Generative AI in medical education: feasibility and educational value of LLM-generated clinical cases with MCQs.
Qi Zhang, Zijing Huang, Yuqiang Huang, Geng Wang, Riping Zhang, Jianling Yang, Yinglin Cheng, Binyao Chen, Hongxi Wang, Kunliang Qiu, Haoyu Chen
Abstract
Open AccessOBJECTIVE: To evaluate the feasibility and educational value of employing large language models (LLMs) to generate clinical case scenario with multiple-choice questions (MCQs) for undergraduate medical education. METHODS: Twelve ophthalmology clinical case scenarios with MCQs generated by ChatGPT 4.0 were assessed for quality by eight teachers. High-scoring cases with MCQs were selected for review classes to test students' learning. Student perceptions were collected via in-class and after-class questionnaires using a 5-point Likert scale. RESULTS: The average quality score of the 12 cases with MCQs was 52.33 ± 5.44 (range: 48-54.25; max = 60). There were statistical differences in the teachers' scores for identical clinical cases (F = 16.050, P < 0.001).
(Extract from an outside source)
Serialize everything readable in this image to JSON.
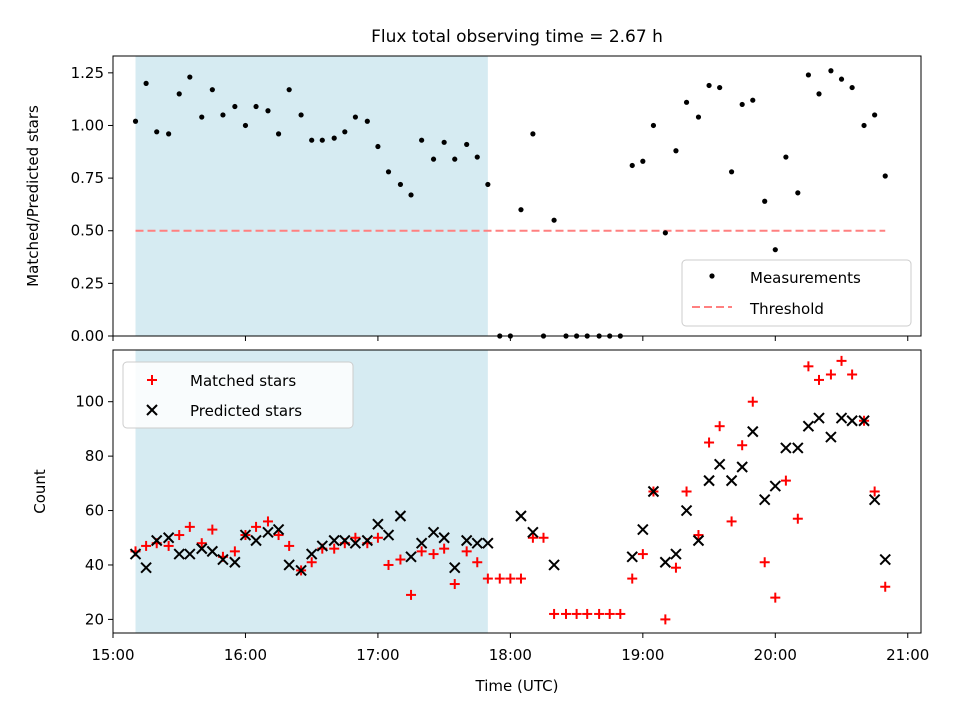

Among 20 students, 95% agreed AI-generated cases enriched learning resources, 80% reported improved interdisciplinary integration and learning efficiency, while 85% used LLMs for post-class practice but raised concerns about content accuracy and difficulty calibration. CONCLUSION: LLMs like ChatGPT can rapidly generate clinically relevant case scenarios and MCQs under precise prompts, offering a novel tool for educators and learners. However, expert review remains critical to mitigate risks of AI hallucinations (observed in 16.67% of cases, 2/12) and ensure alignment with curricular standards. Key issues included contradictions in imaging descriptions (e.g., inappropriate use of high-frequency ultrasound for chalazion) and diagnostic logic (e.g., inconsistent gonioscopy findings), underscoring the necessity of human oversight to refine content accuracy and educational utility.